Landkreis. „Das ist eine super Nachricht“, freut sich Landrat Jörg Farr. „Die erneute Aufnahme in das Leader-Programm ermöglicht es uns, weitere Projekte zur Entwicklung unserer Städte und Dörfer zu realisieren.“
Auch der hiesige SPD-Landtagsabgeordnete Karsten Becker zeigte sich erfreut über die Nachrichten aus der Staatskanzlei und dem Niedersächsischen Landwirtschaftsministerium: „Wir können dank der Förderung jetzt starten und die Projekte mit Leben füllen.“
Für ihre Bewerbung haben mehr als 150 lokale Akteure ein regionales Entwicklungskonzept erstellt, das als Bewerbungsgrundlage diente. Das Leitbild des Schaumburger Landes für die aktuelle Leader-Periode trägt den Titel „Kulturregion der Zukunft“.
Förderfähig sind nach Angaben des Ersten Kreisrates Klaus Heimann Projekte, die den Zielen demographische Entwicklung/Daseinsvorsorge, Klima- und Umweltschutz, Baukultur und aktive Innenentwicklung, Kultur und Tourismus sowie Regionale Wirtschaftsentwicklung dienen.
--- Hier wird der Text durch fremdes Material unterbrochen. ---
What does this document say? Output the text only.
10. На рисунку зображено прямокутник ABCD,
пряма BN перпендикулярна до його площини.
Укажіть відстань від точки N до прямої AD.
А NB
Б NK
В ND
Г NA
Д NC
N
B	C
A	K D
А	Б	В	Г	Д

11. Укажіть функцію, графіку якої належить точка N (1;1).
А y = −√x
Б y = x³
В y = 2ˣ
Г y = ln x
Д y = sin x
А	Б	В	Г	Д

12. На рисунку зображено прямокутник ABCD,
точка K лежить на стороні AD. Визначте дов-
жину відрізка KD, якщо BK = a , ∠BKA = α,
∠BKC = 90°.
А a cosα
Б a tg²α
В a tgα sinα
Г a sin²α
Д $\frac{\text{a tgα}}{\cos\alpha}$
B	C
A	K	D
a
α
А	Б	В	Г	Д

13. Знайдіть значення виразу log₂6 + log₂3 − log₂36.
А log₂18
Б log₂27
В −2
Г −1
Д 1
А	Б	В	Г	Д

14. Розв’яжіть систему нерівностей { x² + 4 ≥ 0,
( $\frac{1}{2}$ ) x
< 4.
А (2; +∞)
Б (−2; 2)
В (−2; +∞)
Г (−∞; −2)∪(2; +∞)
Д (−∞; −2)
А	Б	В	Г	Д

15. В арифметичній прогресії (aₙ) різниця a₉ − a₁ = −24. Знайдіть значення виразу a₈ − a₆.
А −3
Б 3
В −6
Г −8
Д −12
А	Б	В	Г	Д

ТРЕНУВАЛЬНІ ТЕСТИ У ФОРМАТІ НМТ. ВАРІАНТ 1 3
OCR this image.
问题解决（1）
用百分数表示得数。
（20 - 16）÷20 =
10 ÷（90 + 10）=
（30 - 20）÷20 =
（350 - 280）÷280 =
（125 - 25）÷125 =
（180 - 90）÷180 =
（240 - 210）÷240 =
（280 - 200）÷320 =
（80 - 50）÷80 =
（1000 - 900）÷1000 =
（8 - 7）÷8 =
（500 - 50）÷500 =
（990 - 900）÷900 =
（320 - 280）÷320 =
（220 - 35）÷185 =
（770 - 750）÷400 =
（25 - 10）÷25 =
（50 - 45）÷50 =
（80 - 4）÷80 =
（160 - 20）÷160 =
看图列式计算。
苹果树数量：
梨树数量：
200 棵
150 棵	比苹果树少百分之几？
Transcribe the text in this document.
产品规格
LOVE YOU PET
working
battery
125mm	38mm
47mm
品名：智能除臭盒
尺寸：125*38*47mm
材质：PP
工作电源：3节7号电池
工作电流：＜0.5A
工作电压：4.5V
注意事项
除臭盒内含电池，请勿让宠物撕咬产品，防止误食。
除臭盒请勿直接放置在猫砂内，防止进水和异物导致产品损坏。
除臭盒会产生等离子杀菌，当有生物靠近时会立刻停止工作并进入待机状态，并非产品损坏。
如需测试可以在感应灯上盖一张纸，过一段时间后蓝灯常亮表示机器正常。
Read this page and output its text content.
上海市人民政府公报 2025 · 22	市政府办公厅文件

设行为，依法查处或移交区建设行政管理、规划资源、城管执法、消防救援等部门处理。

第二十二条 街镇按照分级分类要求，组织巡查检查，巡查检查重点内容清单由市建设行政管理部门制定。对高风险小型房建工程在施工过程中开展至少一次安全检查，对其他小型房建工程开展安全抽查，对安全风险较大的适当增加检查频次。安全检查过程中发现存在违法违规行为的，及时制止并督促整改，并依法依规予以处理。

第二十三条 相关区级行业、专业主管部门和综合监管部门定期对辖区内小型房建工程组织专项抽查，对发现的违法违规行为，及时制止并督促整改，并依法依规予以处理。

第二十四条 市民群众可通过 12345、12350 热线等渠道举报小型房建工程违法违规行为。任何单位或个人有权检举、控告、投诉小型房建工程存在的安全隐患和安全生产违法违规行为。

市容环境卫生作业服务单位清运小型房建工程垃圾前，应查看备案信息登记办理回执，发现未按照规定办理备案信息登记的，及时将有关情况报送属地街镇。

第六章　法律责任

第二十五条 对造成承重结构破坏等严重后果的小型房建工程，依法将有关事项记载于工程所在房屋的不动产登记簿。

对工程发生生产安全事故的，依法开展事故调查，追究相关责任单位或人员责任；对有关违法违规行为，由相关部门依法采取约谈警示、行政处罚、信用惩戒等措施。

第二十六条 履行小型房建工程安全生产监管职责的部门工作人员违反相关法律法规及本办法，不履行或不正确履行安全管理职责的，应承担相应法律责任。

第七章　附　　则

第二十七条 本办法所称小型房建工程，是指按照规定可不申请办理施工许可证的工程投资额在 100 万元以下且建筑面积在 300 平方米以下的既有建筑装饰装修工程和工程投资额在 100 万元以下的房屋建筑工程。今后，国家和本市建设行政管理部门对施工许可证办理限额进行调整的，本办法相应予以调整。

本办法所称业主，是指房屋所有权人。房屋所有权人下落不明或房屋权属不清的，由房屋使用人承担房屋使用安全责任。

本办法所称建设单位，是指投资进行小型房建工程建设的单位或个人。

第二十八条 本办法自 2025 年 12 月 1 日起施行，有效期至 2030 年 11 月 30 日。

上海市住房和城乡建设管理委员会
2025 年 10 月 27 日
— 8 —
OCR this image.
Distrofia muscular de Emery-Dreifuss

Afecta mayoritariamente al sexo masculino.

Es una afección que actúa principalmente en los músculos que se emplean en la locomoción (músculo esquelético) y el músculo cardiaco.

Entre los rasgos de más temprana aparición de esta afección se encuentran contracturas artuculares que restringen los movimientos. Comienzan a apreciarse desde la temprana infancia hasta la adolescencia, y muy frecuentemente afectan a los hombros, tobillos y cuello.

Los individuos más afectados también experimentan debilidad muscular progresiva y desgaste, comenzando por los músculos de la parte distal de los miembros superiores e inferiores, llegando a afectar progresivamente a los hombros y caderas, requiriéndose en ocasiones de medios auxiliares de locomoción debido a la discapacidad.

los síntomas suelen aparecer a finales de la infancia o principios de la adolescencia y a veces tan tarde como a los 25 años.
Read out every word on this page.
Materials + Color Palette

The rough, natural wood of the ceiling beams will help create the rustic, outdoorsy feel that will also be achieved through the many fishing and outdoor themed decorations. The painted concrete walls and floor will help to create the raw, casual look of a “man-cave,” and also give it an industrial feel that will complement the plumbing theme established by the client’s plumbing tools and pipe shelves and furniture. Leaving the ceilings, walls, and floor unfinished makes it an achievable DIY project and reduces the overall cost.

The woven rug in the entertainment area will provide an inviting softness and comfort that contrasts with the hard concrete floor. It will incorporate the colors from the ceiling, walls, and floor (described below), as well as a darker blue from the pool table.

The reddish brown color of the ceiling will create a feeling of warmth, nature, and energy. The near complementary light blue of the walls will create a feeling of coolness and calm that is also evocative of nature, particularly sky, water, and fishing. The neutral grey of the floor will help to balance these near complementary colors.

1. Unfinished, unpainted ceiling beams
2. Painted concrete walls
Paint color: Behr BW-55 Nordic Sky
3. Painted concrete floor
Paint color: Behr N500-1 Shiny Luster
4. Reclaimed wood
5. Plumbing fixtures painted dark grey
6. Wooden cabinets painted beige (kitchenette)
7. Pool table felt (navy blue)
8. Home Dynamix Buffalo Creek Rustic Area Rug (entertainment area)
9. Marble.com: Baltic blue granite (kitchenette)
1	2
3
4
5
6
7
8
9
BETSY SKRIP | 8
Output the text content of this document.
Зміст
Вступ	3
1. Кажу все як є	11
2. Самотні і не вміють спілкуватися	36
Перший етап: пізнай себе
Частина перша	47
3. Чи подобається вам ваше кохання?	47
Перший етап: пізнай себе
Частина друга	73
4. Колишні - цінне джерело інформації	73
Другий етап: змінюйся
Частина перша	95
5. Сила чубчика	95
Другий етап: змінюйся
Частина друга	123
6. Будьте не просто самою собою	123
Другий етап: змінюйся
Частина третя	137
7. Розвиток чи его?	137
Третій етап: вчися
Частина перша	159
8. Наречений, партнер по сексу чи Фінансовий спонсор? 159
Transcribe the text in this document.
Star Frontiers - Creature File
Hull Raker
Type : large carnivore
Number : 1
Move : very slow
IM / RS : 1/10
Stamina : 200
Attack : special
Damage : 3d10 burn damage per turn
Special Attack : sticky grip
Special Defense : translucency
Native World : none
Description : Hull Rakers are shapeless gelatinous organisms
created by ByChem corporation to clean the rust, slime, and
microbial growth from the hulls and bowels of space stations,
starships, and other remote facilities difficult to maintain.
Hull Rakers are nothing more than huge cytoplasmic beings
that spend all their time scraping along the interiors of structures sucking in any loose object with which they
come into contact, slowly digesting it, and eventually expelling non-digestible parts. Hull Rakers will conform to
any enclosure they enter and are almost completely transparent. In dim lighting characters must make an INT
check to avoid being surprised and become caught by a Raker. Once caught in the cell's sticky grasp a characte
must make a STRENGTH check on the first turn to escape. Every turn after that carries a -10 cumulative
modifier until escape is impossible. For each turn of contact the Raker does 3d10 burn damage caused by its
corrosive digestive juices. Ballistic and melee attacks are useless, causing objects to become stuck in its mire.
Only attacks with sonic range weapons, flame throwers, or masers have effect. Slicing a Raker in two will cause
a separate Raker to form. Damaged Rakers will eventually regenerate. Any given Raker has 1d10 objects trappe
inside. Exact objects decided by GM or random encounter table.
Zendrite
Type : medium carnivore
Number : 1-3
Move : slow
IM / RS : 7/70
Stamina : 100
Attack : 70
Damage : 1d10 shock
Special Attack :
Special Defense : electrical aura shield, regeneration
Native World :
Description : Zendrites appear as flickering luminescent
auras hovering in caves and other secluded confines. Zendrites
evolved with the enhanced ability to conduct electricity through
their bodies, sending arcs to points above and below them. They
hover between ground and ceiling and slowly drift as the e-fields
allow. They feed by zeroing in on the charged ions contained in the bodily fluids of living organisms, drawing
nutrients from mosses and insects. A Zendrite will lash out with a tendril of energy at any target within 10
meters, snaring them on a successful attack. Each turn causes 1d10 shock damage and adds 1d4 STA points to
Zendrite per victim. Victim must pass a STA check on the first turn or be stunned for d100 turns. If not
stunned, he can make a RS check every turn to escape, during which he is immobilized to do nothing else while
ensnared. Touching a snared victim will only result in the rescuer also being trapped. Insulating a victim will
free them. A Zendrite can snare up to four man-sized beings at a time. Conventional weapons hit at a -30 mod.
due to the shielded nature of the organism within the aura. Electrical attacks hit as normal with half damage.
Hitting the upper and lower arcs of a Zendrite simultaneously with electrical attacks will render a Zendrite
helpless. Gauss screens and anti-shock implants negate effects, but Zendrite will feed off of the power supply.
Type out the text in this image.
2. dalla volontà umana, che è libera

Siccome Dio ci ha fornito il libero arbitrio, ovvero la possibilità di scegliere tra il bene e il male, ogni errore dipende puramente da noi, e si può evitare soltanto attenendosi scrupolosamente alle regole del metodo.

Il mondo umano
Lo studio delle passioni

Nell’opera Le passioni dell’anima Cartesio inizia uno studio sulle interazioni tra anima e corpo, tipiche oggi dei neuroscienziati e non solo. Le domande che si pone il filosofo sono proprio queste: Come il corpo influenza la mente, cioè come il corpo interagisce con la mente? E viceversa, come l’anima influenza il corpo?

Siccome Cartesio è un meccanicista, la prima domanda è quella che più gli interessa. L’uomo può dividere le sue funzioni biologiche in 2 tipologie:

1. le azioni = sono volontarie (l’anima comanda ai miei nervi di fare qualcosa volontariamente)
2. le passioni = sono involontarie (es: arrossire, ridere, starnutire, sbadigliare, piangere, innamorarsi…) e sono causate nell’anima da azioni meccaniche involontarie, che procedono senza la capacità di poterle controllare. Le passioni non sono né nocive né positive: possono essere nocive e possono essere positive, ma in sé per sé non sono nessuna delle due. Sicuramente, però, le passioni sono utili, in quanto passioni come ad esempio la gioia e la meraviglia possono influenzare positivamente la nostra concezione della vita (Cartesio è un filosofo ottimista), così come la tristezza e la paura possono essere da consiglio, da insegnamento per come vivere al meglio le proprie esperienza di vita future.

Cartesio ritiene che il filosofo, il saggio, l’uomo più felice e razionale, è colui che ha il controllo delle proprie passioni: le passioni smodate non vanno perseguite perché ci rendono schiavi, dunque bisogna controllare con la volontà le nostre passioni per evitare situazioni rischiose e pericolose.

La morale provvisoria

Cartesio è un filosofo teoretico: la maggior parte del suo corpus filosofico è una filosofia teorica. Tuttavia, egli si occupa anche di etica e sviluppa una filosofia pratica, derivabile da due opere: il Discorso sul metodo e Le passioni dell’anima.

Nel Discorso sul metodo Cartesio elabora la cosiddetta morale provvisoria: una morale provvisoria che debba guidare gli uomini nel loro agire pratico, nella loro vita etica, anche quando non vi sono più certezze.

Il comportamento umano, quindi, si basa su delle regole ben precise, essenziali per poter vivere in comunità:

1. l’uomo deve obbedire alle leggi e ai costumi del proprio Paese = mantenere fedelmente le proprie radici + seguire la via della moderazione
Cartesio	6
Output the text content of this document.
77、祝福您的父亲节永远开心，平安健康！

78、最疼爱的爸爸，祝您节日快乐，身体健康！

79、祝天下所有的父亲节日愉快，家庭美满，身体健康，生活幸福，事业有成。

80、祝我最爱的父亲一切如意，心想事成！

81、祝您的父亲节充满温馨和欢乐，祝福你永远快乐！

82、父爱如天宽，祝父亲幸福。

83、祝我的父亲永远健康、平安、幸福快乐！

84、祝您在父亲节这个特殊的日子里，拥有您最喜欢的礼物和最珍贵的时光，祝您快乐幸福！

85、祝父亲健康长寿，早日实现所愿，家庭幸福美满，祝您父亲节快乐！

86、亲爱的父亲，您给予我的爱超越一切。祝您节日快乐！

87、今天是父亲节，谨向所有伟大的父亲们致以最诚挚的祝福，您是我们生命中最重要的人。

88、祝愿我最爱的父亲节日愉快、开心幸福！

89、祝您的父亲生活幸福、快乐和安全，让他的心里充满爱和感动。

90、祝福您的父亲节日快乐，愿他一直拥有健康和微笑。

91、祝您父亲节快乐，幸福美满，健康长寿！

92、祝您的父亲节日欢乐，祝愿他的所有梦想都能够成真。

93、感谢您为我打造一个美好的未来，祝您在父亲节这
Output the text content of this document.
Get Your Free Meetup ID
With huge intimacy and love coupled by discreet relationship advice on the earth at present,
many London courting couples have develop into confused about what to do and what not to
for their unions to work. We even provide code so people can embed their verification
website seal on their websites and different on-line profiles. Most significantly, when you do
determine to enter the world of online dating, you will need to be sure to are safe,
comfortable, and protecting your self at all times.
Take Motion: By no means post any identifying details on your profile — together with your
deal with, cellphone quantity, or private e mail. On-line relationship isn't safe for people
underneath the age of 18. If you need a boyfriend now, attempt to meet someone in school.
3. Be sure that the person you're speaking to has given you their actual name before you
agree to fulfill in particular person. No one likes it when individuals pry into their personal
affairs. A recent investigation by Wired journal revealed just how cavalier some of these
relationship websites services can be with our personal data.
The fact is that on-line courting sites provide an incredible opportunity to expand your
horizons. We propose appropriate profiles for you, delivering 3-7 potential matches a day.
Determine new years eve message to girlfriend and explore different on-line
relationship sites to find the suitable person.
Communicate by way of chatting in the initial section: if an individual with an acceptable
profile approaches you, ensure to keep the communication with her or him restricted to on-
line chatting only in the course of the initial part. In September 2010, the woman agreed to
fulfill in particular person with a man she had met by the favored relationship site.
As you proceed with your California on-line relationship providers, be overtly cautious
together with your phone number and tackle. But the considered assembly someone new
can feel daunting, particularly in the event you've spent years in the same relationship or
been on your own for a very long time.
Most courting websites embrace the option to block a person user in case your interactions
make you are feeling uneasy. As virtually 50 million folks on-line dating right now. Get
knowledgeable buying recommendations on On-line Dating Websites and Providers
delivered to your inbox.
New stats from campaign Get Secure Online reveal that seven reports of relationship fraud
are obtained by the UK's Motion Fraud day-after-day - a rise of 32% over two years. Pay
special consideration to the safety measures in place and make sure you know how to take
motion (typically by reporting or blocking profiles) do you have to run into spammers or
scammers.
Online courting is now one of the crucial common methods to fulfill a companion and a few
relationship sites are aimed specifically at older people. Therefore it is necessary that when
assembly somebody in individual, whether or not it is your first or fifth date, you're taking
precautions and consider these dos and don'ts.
Unter Innenentwicklung könne zum Beispiel ein Projekt fallen, das eine ortsbildprägende Bausubstanz umgestaltet und einer neuen Nutzung zuführt, so Heimann, der als weitere Beispiele für förderfähige Projekte eine Servicestelle Geothermie, eine Mobilitätszentrale oder den Ausbau der Schaumburger Themenrouten nennt.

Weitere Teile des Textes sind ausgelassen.